One of the chief reasons you have acquired the habit of smoking is just to give yourself the concentration break. But you can relax far more efficiently and far more effectively without smoking . . . once you   learn   the   technique   of   complete   relaxation through self-hypnosis.
You wont get fat from not smoking if you dont overeat.

Another frequently-repeated rationalization for the cigarette habit is: "I'd like to quit smoking, but every time I do I gain weight. And it's worse to be overweight than it is to smoke."

It isn't the fact that a person has stopped smoking that may cause him to gain weight. It's the fact that he substitutes the habit of overeating for the habit of smoking.
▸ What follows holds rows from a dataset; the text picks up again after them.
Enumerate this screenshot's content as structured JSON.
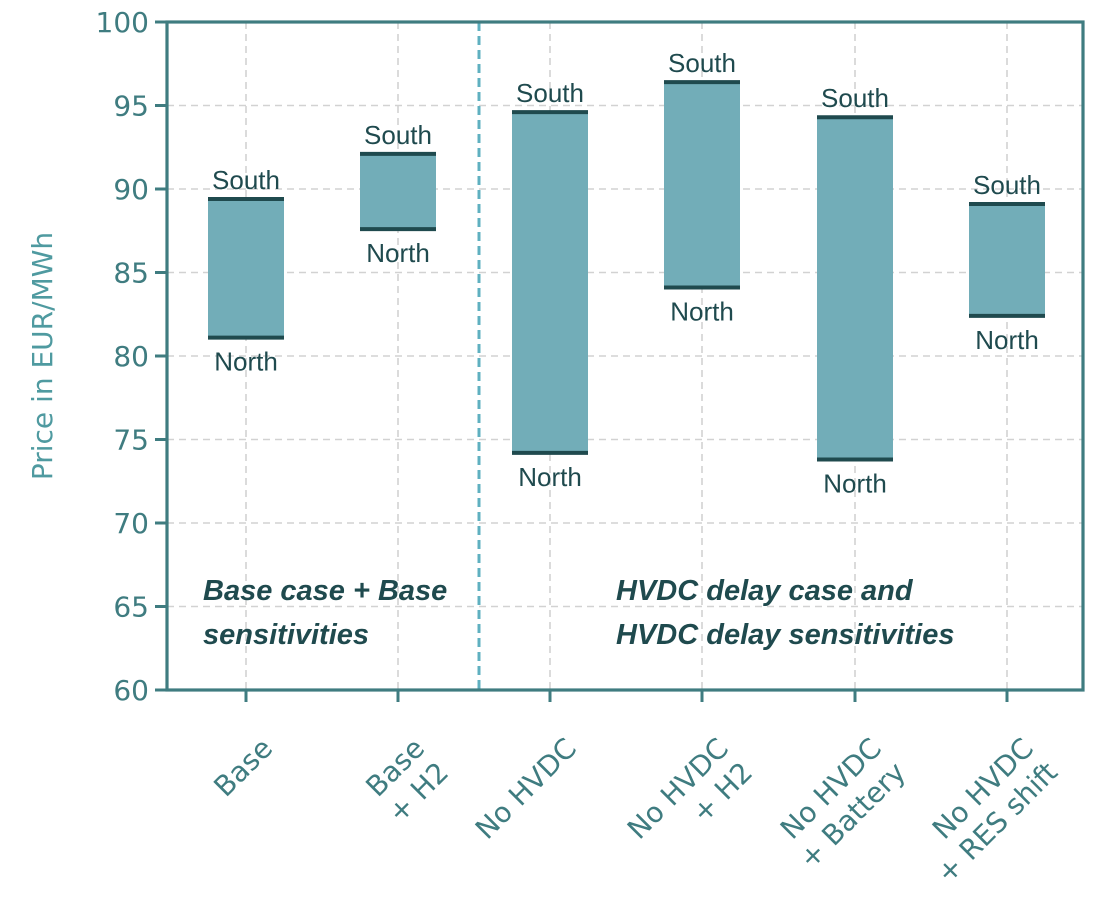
{
  "chart_data": {
    "type": "bar",
    "subtype": "floating-range",
    "ylabel": "Price in EUR/MWh",
    "ylim": [
      60,
      100
    ],
    "yticks": [
      60,
      65,
      70,
      75,
      80,
      85,
      90,
      95,
      100
    ],
    "grid": true,
    "categories": [
      [
        "Base"
      ],
      [
        "Base",
        "+ H2"
      ],
      [
        "No HVDC"
      ],
      [
        "No HVDC",
        "+ H2"
      ],
      [
        "No HVDC",
        "+ Battery"
      ],
      [
        "No HVDC",
        "+ RES shift"
      ]
    ],
    "series": [
      {
        "name": "South",
        "values": [
          89.4,
          92.1,
          94.6,
          96.4,
          94.3,
          89.1
        ]
      },
      {
        "name": "North",
        "values": [
          81.1,
          87.6,
          74.2,
          84.1,
          73.8,
          82.4
        ]
      }
    ],
    "upper_label": "South",
    "lower_label": "North",
    "group_labels": [
      [
        "Base case + Base",
        "sensitivities"
      ],
      [
        "HVDC delay case and",
        "HVDC delay sensitivities"
      ]
    ],
    "colors": {
      "bar": "#72adb8",
      "cap": "#1f4a4e",
      "axis": "#3f7c80",
      "grid": "#d2d2d2",
      "divider": "#5fb0c0"
    }
  }
}
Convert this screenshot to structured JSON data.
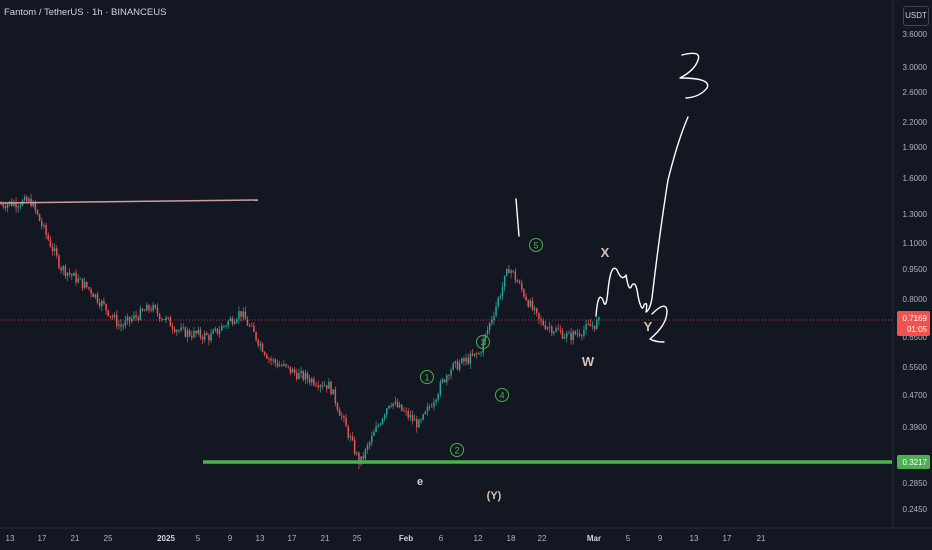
{
  "header": {
    "title": "Fantom / TetherUS · 1h · BINANCEUS",
    "unit_button": "USDT"
  },
  "price_axis": {
    "labels": [
      "3.6000",
      "3.0000",
      "2.6000",
      "2.2000",
      "1.9000",
      "1.6000",
      "1.3000",
      "1.1000",
      "0.9500",
      "0.8000",
      "0.6500",
      "0.5500",
      "0.4700",
      "0.3900",
      "0.2850",
      "0.2450"
    ],
    "current_price": "0.7169",
    "countdown": "01:05",
    "support_price": "0.3217"
  },
  "time_axis": {
    "labels": [
      "13",
      "17",
      "21",
      "25",
      "2025",
      "5",
      "9",
      "13",
      "17",
      "21",
      "25",
      "Feb",
      "6",
      "12",
      "18",
      "22",
      "Mar",
      "5",
      "9",
      "13",
      "17",
      "21"
    ]
  },
  "annotations": {
    "wave_labels": [
      "1",
      "2",
      "3",
      "4",
      "5"
    ],
    "letters": {
      "e": "e",
      "Y_paren": "(Y)",
      "W": "W",
      "X": "X",
      "Y": "Y"
    },
    "handwritten": {
      "one": "1",
      "two": "2",
      "three": "3"
    }
  },
  "colors": {
    "background": "#131722",
    "up_candle": "#26a69a",
    "down_candle": "#ef5350",
    "support_line": "#4caf50",
    "resistance_line": "#d49a98",
    "current_price_line": "#ef5350",
    "wave_circle": "#4caf50",
    "label_tan": "#d7c3b4"
  },
  "chart_data": {
    "type": "candlestick",
    "title": "Fantom / TetherUS · 1h · BINANCEUS",
    "scale": "log",
    "ylim": [
      0.24,
      3.7
    ],
    "x_ticks": [
      "13",
      "17",
      "21",
      "25",
      "2025",
      "5",
      "9",
      "13",
      "17",
      "21",
      "25",
      "Feb",
      "6",
      "12",
      "18",
      "22",
      "Mar",
      "5",
      "9",
      "13",
      "17",
      "21"
    ],
    "y_ticks": [
      3.6,
      3.0,
      2.6,
      2.2,
      1.9,
      1.6,
      1.3,
      1.1,
      0.95,
      0.8,
      0.65,
      0.55,
      0.47,
      0.39,
      0.285,
      0.245
    ],
    "approx_close_path": [
      {
        "x": "Dec 13",
        "y": 1.4
      },
      {
        "x": "Dec 17",
        "y": 1.42
      },
      {
        "x": "Dec 21",
        "y": 0.98
      },
      {
        "x": "Dec 25",
        "y": 0.86
      },
      {
        "x": "2025-01-01",
        "y": 0.7
      },
      {
        "x": "Jan 5",
        "y": 0.78
      },
      {
        "x": "Jan 9",
        "y": 0.68
      },
      {
        "x": "Jan 13",
        "y": 0.66
      },
      {
        "x": "Jan 17",
        "y": 0.76
      },
      {
        "x": "Jan 21",
        "y": 0.58
      },
      {
        "x": "Jan 25",
        "y": 0.53
      },
      {
        "x": "Feb 1",
        "y": 0.5
      },
      {
        "x": "Feb 3",
        "y": 0.3217
      },
      {
        "x": "Feb 6",
        "y": 0.46
      },
      {
        "x": "Feb 12",
        "y": 0.4
      },
      {
        "x": "Feb 15",
        "y": 0.55
      },
      {
        "x": "Feb 18",
        "y": 0.6
      },
      {
        "x": "Feb 21",
        "y": 0.98
      },
      {
        "x": "Feb 24",
        "y": 0.72
      },
      {
        "x": "Feb 27",
        "y": 0.66
      },
      {
        "x": "Mar 1",
        "y": 0.7169
      }
    ],
    "current_price": 0.7169,
    "support_level": 0.3217,
    "resistance_level": 1.42
  }
}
In the belief that he needs something tangible to relax tension (which he previously achieved by the mechanical movements of lighting a cigarette) a "reformed addict" may take to eating candy bars or nibbling on sweets . . . something to do, anything to do, in other words, to take his mind away from the pressing problems, and to get back some of those old, familiar gestures that are part of the habitual pattern of smoking.

The gesture of reaching for something, and picking it up, and then placing it in the mouth. The gestures and muscle movements of the lips, mouth and jaws: as many of the gestures of smoking as can be achieved, in other words, without a cigarette.

You'll soon see that this isn't necessary either.

IS IT KILLING YOUR APPETITE, OR IS IT KILLING YOU?

"But a cigarette kills my appetite," you answer. "I don't feel so hungry when I smoke, and so I don't eat as much. Without cigarettes, I’ll eat more."
 

The fact is that the cigarette isn't killing your appetite—but maybe it's killing you. Some of the ingredients in those cigarettes are harsh irritants to all parts of the digestive tract, and they can interfere with normal digestive juices and even aggravate stomach ulcers.

It may help to "kill your appetite for cigarettes" to know that Doctor A. C. Ivey of the University of Illinois found that a person who smokes a pack of cigarettes a day for ten years inhales eight quarts of tar in that time—the same kind of tars that Doctors Wynder and Graham injected in laboratory rats, thereby producing cancer.

Let's be reasonable about this. Appetite is the habit of hunger—it isn't hunger itself. Appetite is stimulated by seeing or thinking about food. Unless you substitute the habit of appetite for the habit of smoking, there is no reason why your appetite will be stimulated when you stop smoking. And we'll prevent this by giving you a better "habit substitute"—no calories, but exceedingly healthful.

And if you should have a weight problem, you will find there are better appetite depressants than cigarettes. Depressants that:

—do not over-stimulate movement of the bowels (cigarettes often do).
—don't cause heartburn, nausea, and abdominal pain (cigarettes frequently do).
—don't increase the death rate from ulcers in the stomach and duodenum (as cigarettes apparently do).

Or am I being unreasonable? Is burning the barn the only way to roast the pig?
 

Two other rationalizations often follow at this point; I know, you'll remember, because I practically wrote the script. They are both desperate in quality.

"IT'S AN ADDICTION, NOT A HABIT"

Smokers who can't stop smoking—and non-smokers who don't comprehend the leechlike aspects of the habit—insist that the need for cigarettes is an addiction.

When an individual becomes a drug addict, the dependence on drugs is not only emotional but physiological. The marked and increasingly severe changes in his body chemistry are not fleeting or transient; they endure, and while they endure the body physiologically requires renewal of the drug effect. What is more, the body increasingly becomes dependent on ever-increasing doses.

When we smoke, there are physiological changes, of course—the heart rate, blood pressure, circulation and blood are affected. But when we stop smoking, the effects do not endure; they gradually disappear. The heart rate returns to normal (permanent damage excluded, of course) and so does the blood pressure. The body does not demand more nicotine; it continues as efficiently as possible to eliminate as much of this poison as possible.